Fucked. We’re so fucked. Yet as an alarm blares inside my mind, a click sounds. Ringing out, releasing the iron-tight grip on my heart. Releasing Amethyst’s soft lips, I peer into Sebby’s room, noting we are completely alone. Rushing to the door and throwing it open, there’s no one to be seen. A ghost of the night, gone. But there’s also no time to dwell on it now, as Amethyst squirms again and I don’t stop moving until she’s being lowered onto my bed.

“Shh,” I soothe. “It’s okay, I’m here.” I’m not sure who my words are supposed to comfort, but it clearly wasn’t Amethyst. She shudders further, her hands finding the sheet to clench them tight. Knowing there’s nothing I can do for her until the drug-induced haze passes, I attend to her body.

Removing her heels and fetching a cloth, I wet it in my bathroom, ensuring the water is lukewarm. Grabbing a bar of soap and hand towel, I return to clean her. Inch by inch, until her creamy complexion is returned, albeit slightly reddened. I try to resist trailing my fingers, gently dragging my knuckles over the indent at her waist, and fail. Once I’ve done all I can, I settle on the edge of the bed, exhaling deeply. My eyes fall to her blood-stained bra and thong. They have to come off. They must join the bloodied hand towel and cloth in the nearby trashcan to go into tomorrow’s burn pile.

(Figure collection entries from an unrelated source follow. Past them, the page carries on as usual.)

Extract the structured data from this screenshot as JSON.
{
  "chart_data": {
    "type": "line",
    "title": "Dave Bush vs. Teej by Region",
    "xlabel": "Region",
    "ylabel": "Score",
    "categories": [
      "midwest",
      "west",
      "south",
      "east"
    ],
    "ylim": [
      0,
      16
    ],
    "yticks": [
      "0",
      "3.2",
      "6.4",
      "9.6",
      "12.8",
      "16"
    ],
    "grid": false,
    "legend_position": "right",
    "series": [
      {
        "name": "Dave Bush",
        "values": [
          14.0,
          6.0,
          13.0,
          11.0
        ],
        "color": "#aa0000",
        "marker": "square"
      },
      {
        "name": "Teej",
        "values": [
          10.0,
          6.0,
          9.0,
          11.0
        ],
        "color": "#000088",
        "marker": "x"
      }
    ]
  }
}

My fingers flex against the edge of the mattress. And here is when I enter that gray zone. The torment between receiving everything, everyone I’ve ever wanted, and being denied the one I truly crave. I didn’t know what yearning felt like until Amethyst denied my advances. Looked me in the eye and had no inclination of lust. My therapist is going to have a field day at our next appointment, but for now and for once, I’m all on my own.

Carter will bust my balls over this, but there’s nothing else for it. Averting my gaze, I twist back and drag the thong down her long legs. Her bra consists of suction cups I need to pry from her breasts, ignoring the way they jiggle once freed. A groan locks in my throat. Heading for my dresser, I catch sight of my own bloodied suit in the mirror.

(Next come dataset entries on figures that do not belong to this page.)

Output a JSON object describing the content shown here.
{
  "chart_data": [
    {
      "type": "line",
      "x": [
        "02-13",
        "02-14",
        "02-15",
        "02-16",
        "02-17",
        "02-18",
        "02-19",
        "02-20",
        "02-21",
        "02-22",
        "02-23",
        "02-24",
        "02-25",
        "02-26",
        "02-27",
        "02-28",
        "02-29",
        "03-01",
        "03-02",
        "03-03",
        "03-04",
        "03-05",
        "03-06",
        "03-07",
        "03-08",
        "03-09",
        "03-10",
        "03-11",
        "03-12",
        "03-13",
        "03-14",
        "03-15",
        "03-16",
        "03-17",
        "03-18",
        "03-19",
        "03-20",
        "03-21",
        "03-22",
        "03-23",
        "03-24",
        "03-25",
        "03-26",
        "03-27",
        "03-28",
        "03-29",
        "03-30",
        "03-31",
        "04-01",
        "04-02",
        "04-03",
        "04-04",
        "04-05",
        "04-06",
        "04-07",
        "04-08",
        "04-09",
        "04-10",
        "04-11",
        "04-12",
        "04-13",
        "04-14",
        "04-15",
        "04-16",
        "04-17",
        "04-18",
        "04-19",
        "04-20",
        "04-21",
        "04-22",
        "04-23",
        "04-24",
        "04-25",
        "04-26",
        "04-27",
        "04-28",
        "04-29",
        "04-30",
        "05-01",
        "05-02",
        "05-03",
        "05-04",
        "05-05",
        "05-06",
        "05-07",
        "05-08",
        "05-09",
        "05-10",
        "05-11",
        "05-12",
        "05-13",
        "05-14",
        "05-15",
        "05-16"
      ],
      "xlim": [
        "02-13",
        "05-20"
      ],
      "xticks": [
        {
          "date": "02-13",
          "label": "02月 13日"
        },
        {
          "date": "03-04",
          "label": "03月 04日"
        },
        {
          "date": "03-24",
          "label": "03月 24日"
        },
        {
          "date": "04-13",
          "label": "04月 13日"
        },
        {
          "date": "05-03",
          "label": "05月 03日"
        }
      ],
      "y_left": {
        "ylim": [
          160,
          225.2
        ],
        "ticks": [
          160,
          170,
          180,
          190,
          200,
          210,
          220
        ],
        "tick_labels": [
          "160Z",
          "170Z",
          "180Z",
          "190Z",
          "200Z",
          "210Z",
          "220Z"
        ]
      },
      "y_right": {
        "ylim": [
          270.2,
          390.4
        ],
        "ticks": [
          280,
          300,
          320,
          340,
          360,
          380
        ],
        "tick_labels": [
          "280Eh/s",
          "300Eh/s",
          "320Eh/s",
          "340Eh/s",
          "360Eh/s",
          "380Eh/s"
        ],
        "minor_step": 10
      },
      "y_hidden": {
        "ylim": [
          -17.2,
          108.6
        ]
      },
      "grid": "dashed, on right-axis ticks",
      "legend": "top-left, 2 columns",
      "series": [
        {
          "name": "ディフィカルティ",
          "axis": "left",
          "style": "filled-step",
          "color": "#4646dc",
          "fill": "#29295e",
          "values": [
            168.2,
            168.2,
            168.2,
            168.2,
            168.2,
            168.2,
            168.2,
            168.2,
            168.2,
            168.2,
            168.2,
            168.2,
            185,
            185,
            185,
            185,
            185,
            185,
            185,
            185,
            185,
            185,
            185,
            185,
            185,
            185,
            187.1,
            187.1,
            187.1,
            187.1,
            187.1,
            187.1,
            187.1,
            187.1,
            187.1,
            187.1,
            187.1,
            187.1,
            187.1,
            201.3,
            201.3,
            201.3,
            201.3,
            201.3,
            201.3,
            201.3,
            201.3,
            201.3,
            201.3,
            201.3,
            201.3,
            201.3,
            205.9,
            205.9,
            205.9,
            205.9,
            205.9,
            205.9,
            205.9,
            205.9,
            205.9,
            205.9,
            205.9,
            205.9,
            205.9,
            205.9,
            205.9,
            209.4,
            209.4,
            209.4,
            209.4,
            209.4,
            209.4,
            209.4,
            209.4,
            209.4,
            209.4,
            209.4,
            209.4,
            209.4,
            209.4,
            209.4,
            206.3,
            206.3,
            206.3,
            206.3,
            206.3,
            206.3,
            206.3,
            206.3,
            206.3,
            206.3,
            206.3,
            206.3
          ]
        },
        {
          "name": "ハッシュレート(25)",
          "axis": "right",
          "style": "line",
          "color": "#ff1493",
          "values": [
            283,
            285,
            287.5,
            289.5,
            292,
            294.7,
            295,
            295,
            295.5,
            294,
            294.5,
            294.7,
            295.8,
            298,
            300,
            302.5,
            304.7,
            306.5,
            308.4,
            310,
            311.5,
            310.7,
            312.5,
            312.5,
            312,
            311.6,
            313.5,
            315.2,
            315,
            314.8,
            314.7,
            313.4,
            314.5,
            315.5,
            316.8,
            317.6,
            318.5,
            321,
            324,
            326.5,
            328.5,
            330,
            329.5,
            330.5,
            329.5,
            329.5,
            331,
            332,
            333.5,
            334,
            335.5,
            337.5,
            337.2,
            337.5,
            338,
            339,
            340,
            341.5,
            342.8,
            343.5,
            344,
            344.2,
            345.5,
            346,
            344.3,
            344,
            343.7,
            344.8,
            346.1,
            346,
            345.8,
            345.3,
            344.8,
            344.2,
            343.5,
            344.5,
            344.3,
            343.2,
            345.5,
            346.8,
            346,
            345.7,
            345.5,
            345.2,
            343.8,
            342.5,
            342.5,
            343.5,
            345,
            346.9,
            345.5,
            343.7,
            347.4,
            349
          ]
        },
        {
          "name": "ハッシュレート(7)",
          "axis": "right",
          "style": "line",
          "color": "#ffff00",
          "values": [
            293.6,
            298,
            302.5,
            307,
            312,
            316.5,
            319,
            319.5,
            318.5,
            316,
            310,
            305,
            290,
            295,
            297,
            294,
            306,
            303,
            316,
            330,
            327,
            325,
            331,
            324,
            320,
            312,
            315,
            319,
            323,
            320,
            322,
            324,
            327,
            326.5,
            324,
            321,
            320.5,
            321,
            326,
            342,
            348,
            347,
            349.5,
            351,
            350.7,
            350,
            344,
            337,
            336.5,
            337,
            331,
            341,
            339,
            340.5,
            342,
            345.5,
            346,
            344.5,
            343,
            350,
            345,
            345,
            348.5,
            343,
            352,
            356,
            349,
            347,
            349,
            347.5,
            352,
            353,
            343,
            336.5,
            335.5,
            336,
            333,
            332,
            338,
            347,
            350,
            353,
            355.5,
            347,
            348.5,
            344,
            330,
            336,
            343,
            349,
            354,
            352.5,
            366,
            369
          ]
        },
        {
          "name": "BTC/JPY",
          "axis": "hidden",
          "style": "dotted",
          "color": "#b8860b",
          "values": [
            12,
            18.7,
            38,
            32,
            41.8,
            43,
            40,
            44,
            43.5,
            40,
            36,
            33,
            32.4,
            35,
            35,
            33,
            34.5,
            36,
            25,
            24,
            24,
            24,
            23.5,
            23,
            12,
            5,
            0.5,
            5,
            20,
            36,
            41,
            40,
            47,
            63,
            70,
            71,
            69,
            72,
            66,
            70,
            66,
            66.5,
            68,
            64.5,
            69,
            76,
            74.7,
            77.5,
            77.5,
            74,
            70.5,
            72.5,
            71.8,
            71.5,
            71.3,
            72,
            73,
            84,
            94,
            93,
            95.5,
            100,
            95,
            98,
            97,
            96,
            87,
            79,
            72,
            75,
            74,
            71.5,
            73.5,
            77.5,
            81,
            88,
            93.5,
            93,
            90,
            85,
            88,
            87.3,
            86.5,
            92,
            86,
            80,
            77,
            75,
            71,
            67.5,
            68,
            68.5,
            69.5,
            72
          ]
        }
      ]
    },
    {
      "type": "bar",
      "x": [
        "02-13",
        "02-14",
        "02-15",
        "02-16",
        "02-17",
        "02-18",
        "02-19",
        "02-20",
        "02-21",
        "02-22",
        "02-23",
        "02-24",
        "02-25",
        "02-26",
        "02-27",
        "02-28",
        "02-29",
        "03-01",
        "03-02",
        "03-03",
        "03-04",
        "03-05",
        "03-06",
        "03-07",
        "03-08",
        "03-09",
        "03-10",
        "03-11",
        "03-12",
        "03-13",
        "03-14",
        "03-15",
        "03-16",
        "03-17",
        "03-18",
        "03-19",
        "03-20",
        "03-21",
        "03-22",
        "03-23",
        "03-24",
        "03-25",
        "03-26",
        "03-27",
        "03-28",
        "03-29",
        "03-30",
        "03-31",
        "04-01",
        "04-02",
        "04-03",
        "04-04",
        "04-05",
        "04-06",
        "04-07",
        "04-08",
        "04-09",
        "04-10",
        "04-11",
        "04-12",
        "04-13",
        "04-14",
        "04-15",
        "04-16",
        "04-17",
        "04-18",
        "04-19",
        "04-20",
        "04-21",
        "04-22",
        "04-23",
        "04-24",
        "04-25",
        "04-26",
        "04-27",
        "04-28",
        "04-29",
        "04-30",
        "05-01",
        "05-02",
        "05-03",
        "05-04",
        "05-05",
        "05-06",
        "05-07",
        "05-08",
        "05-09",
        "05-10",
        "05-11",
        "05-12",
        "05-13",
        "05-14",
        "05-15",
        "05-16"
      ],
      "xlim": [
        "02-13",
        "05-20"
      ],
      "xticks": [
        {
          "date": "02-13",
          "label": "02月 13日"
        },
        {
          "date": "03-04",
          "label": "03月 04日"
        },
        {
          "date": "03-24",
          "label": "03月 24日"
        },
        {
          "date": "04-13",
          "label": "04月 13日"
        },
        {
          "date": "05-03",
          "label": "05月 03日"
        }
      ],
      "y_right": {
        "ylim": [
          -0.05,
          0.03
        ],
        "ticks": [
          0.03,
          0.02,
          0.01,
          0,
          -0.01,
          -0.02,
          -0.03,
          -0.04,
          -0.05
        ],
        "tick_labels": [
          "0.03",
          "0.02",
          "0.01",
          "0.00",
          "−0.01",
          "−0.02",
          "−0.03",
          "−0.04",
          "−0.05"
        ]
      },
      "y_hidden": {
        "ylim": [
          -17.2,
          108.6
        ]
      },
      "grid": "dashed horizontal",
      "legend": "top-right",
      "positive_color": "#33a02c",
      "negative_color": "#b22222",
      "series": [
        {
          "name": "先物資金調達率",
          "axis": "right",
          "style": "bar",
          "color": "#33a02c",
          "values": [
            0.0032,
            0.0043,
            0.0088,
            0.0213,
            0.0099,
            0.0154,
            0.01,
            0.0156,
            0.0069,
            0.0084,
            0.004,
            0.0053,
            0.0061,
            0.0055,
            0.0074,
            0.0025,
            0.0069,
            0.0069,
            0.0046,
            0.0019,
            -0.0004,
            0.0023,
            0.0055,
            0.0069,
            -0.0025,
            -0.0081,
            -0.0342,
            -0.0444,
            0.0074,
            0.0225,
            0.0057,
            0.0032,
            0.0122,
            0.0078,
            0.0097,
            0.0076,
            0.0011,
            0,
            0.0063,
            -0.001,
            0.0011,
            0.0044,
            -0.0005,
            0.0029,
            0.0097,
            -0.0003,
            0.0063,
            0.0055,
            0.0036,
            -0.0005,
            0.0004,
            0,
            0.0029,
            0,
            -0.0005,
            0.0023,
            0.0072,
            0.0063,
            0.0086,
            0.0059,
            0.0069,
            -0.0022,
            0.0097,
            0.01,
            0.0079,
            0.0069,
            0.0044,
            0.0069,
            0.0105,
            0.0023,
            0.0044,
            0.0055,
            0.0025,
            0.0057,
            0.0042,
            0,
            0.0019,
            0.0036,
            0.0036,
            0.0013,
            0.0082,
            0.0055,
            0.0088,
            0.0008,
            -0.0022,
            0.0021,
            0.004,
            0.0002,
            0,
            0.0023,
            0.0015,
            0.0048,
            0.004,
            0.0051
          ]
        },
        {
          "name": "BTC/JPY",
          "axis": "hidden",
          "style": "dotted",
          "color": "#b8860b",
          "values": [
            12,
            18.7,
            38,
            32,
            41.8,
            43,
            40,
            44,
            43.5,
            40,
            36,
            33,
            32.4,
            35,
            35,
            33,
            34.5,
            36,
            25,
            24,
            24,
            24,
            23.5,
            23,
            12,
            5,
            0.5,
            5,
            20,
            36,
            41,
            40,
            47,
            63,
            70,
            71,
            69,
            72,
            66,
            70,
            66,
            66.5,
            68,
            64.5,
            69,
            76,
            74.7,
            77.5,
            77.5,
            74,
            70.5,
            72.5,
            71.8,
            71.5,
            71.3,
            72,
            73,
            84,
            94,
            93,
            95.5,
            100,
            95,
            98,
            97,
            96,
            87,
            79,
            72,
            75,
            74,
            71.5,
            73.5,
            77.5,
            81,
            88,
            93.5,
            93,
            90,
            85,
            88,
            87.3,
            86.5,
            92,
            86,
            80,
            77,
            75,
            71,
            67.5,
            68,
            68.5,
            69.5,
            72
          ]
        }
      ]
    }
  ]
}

“Leave her alone,” Amethyst twists, her face contorted with pain. I rush to grab us a matching set of white t-shirts and boxers, changing quickly to return to her side. “I’ll do it…just…leave her.” Each mumbled word clenches my gut tighter. Hovering over her body, I hesitate. Her movements become more erratic, and as I slide the boxers over her feet, she jerks and attempts to kick me in the face. Yet being caught with her stark naked in my bed and seemingly in distress would be so much worse, especially as she begins to cry out.

“No. No!” Fuck it. Pinning down her legs, I drag the boxers into place and fight Amethyst to get my t-shirt over her head. She has full use of her limbs again, but her eyes remain tightly closed. Scrunched shut. Shoving the shirt down over her flat stomach, I sigh and drop back into the mound of pillows, my weight dislodging hers. Now pressed against my side, Amethyst begins to weep. Her voice filters into a pained whisper.

“How could you?” My own heart shatters. I don’t know what happened to Amethyst, why she’s so tormented, but in this moment, the wash of pain is as real as if I’m the villain of her nightmares. I’m the cause of her heartache.

Careful not to move too quickly, I ease my arm beneath her head and pull her into my side. Drawing the cover over us cements my decision. She’ll flip out when she wakes, but there’s nowhere else I trust her to be safe tonight. Laying here, I will absorb every truth she unknowingly reveals, and tomorrow I’m going to hunt down every fucker who’s ever hurt her. Not because I want her body, but because I want her soul freed of the weight it’s burdened with.

“You’ll wish you never met me,” she promises. I nod, already knowing that will be the case. But damn me if I can’t resist her.

“It’s okay, baby. You’re safe here. You’re safe with me.”